We observe that $\dbinom{a}{b} =\dfrac{a!}{b! (a-b)!} = \dfrac{a}{b} \times \dfrac{(a-1)!}{(b-1)! \bigl( a-1 -(b-1) \bigr) !}= \dbinom{a-1}{b-1} \dfrac{a}{b}$

Thus if you want $\dbinom{a}{b} = \dfrac{a}{b}$ then you must have $\biggl(\dbinom{a-1}{b-1}-1 \biggr) \dfrac{a}{b}=0$

This gives us 2 cases, $\dbinom{a-1}{b-1} =1$ or $a=0$

---

$\bullet$ This is true at all cases where $a=b$ , (except $a=b=0$ , because fraction will be not defined)
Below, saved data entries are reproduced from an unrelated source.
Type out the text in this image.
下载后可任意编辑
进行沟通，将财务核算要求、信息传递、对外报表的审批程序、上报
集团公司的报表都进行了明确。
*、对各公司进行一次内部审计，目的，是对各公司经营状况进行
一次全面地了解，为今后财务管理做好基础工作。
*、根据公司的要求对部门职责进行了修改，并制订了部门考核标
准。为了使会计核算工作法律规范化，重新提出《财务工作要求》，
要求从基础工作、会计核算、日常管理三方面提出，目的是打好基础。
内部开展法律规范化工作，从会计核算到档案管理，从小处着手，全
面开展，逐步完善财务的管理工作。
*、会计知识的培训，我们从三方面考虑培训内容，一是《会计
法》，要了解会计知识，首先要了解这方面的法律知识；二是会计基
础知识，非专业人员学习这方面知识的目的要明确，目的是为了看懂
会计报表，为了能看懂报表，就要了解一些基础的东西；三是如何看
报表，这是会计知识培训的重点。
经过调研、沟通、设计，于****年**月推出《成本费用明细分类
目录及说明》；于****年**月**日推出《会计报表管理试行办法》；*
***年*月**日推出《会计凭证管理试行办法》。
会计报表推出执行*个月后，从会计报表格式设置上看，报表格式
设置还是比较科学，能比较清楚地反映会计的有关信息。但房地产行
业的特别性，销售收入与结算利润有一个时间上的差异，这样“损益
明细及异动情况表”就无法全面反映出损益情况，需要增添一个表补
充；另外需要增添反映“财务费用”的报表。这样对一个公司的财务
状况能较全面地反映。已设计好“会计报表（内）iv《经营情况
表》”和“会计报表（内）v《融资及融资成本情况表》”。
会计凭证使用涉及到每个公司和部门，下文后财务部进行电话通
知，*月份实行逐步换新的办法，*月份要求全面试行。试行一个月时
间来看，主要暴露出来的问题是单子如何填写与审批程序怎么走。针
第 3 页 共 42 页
$(a,b) = (k,k)$ , $1\leq k\leq 20$ , giving $20$ pairs.

---

$\bullet$ And also if $b-1=0$ , because $\dbinom{n}{0} = \dfrac{n!}{n! 0!} = 1$

That is, whenever $b=1$ , we have $\dbinom{a}{b}= \dbinom{a}{1} = a$ , obviously true (again, $a\neq 0$ , we'll count the cases later )

Gives $(a,b) = (k,1)$ where $1\leq k \leq 20$ , giving again 20 pairs, but $(1,1)$ is repeated, so just $19$ pairs.

---

$\bullet$ Other cases than this are at $a=0$ . $\dbinom{0}{k} = 0 \quad \quad \quad \quad \forall k \in \mathbb{N}$ (number of ways of choosing $k$ objects from $0$ objects will be $0$ always)

That also adds cases, $(a,b) = (0,k)$ , where $1\leq k \leq 20$ , giving again $20$ pairs, total of $20+20+19 = \boxed{59}$ pairs satisfying this.